Probablemente sea muy difícil entender las razones de la durabilidad de un proceso que como el cubano se inserta en la historia reciente como una especie de antología del error, específicamente en la América de habla castellana, y a pesar de que sus influencias han tenido la pretensión de ser universales. Dejando a un lado la hipocresía, unos lo reconocen y otros callan por pudor o simple y banal idolatría. Los demás, vociferantes, no tienen remedio y se me hacen definitivamente descartables.

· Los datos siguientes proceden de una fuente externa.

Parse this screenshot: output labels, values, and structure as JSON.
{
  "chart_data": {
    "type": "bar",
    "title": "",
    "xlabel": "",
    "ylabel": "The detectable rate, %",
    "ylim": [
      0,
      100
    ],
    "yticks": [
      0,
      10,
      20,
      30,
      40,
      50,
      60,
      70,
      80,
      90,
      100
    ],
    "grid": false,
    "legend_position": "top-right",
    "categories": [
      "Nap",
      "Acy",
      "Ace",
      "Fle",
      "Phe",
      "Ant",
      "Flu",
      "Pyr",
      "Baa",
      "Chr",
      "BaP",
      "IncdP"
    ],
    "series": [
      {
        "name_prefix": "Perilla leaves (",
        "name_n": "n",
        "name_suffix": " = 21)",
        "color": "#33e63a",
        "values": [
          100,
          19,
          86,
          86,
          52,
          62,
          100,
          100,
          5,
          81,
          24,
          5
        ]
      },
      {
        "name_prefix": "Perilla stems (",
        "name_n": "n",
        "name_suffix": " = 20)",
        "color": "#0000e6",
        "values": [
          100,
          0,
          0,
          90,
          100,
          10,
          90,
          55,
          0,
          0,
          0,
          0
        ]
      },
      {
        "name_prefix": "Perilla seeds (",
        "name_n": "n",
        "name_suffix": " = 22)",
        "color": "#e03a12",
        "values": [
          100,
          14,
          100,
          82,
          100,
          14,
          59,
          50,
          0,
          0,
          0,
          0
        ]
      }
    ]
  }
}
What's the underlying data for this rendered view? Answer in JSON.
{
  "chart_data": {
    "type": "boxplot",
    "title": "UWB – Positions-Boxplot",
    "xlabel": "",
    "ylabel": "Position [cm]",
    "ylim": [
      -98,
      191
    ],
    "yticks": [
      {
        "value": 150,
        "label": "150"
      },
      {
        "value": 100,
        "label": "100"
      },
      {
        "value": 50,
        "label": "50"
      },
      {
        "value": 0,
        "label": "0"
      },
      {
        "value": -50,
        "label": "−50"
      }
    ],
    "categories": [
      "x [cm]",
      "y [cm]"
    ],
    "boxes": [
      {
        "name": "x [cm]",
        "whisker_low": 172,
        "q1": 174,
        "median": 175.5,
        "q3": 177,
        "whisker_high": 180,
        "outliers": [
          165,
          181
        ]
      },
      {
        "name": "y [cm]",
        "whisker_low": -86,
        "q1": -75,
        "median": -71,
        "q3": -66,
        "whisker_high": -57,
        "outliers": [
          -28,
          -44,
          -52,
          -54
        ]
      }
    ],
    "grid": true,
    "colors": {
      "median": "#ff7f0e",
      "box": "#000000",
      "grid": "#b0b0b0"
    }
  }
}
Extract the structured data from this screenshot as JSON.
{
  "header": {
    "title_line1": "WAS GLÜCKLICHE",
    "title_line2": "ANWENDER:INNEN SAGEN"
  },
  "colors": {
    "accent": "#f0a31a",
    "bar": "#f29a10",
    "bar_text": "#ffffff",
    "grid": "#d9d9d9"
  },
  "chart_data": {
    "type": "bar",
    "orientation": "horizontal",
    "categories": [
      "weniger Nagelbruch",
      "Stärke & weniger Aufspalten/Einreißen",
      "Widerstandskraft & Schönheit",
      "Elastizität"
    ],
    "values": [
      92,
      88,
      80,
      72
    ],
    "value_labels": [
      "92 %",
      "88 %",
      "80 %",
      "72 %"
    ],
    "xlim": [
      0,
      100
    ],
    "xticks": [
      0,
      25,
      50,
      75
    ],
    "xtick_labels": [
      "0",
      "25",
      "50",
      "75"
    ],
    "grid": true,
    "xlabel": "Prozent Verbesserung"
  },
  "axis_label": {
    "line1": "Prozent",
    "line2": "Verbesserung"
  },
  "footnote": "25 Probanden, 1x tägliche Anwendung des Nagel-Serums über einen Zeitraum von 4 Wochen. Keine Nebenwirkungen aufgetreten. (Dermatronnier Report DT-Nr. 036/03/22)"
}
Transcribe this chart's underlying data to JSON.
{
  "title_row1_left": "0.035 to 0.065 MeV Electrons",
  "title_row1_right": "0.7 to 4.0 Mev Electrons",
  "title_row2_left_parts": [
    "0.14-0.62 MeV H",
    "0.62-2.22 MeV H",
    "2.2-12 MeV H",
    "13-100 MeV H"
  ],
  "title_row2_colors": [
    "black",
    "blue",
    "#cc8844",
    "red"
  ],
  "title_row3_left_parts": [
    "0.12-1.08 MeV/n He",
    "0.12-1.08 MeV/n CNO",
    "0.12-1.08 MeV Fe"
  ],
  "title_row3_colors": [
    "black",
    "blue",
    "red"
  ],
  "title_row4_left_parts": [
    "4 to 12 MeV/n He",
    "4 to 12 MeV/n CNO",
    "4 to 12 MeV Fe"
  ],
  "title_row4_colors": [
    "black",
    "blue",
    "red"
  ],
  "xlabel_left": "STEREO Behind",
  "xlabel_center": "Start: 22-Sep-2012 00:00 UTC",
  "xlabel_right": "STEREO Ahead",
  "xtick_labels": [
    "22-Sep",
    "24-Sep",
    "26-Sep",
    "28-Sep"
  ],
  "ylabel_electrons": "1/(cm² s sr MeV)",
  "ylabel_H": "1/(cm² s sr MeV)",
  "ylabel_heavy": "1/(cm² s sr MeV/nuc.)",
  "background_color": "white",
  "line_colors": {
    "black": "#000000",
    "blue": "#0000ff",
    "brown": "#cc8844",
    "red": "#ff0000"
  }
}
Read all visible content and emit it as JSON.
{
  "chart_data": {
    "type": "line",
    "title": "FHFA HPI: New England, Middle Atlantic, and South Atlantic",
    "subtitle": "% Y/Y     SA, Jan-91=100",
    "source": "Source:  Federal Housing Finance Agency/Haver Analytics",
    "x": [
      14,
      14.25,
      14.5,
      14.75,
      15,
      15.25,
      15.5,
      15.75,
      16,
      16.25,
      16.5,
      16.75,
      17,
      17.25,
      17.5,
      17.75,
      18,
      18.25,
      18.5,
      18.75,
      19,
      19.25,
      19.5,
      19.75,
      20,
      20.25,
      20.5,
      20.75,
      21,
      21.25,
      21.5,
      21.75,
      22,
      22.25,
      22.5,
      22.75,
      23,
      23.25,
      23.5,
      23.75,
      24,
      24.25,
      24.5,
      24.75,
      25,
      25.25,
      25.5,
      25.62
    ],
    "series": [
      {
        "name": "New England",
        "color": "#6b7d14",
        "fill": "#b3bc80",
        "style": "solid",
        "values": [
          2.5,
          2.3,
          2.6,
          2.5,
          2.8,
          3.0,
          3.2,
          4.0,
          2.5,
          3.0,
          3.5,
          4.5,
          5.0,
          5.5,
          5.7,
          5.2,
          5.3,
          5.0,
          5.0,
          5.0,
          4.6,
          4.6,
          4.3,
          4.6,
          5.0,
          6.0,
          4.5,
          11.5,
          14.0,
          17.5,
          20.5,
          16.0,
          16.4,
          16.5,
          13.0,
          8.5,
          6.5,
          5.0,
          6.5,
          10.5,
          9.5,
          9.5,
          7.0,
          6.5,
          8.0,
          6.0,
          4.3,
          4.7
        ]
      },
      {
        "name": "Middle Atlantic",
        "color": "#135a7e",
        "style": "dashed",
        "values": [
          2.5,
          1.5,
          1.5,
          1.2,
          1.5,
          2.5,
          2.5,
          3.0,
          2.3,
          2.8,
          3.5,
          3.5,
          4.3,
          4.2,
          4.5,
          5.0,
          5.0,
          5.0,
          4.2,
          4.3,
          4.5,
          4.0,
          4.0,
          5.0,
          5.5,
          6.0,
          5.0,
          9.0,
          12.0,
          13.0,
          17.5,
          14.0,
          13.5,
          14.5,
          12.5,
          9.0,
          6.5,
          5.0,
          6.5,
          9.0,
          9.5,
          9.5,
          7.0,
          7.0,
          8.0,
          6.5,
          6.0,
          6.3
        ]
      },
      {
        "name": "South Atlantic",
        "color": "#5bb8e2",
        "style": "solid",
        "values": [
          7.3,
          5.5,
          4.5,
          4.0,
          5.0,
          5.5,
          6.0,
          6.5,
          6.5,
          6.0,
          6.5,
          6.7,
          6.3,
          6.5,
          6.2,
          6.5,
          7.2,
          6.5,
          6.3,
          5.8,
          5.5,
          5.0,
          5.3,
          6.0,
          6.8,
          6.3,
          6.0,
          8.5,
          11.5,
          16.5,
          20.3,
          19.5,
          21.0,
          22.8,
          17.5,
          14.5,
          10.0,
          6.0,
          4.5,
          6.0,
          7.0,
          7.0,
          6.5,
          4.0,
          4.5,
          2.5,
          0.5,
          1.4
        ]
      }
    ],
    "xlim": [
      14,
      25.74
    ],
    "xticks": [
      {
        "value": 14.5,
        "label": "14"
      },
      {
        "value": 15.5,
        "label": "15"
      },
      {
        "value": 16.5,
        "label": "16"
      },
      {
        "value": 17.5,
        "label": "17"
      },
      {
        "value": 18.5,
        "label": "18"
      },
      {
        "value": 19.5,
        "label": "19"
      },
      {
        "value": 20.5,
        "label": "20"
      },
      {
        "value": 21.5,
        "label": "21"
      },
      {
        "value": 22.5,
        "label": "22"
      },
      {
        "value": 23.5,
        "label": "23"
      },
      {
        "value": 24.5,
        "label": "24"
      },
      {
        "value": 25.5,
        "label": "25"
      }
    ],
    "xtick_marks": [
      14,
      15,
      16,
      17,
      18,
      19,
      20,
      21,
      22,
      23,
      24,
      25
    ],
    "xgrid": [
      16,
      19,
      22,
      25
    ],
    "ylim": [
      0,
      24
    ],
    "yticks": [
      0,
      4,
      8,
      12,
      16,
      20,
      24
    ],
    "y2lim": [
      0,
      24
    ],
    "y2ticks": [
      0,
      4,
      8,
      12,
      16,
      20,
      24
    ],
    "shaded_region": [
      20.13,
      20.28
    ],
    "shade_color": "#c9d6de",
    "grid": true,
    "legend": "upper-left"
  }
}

En lo que algunos, un tanto conservadoramente, llaman la madurez y otros acercándose mucho más a la realidad califican de “etapa final” sólo parece lúcido decir que algo tan importante como el tiempo, al cual la lógica obliga a definir como condición básica de la mejoría; ha sido en el caso cubano la antítesis de tan elemental conclusión. En los ejemplos que pudieran citarse y en los que el tiempo se convierte en testigo de un desastre, siempre se hace tangible como testimonio de la inercia, en medio de la cual los pueblos suelen sufrir de una lamentable desesperanza.
A la llegada del 2012 todos los argumentos capaces de codificarse en textos, manuales, discursos y hasta diatribas, que no pocas han existido, parecen engrosar la historia de uno de los disparates más horrendos que pudiera describirse como la crónica de un gran fracaso que no solo es demostrable pero que tampoco tiene nada salvable en tanto haya constituído una decisión emanada del poder y donde la única solución incluye la aplicación de una perentoria fórmula de sanidad socio-política.
Escribo sin sonrojo, pero no puedo negar que mis afirmaciones están matizadas de cierta frustración. No resulta evitable sentirla, aunque tampoco desconozco que la frustración es un sentimiento que se añeja y se purifica en el patriotismo: soy cubano y quizás, como una especie de consuelo escondido en lo más recóndito del espíritu, pueda pensar que la desconfianza y la ruptura se anidaron en la mente de muchos por más tiempo que en nuestro propio caso; aunque siempre recuerdo las palabras de un simple pero sabio cubano –que ya no está entre nosotros- cuando le escuché decir: “…si no podemos evitar que Fidel Castro muera en su cama, temo que a los cubanos nos gobernará un cadáver”
Creo que no he sido el único que acude a las versiones sobre el deterioro basadas en los análisis comparativos pero me preocupa que algunos aun no nos resultan favorables, amén del generacional, el mas demoledor de todos; las diferencias culturales, étnicas, religiosas, raciales y todo lo que conforma el cuerpo social de una nación, se convierten en elementos que conspiran contra las analogías basadas en patrones de comportamiento; en tanto la libertad, intrínsecamente genérica, esta vinculada a las circunstancias en que se materializa. El factor político que dio lugar al proceso que hoy se hace revocable fue, en su momento, sui generis, sin que por ello fuera ni justificable, ni necesario; aunque hoy es además, obsoleto.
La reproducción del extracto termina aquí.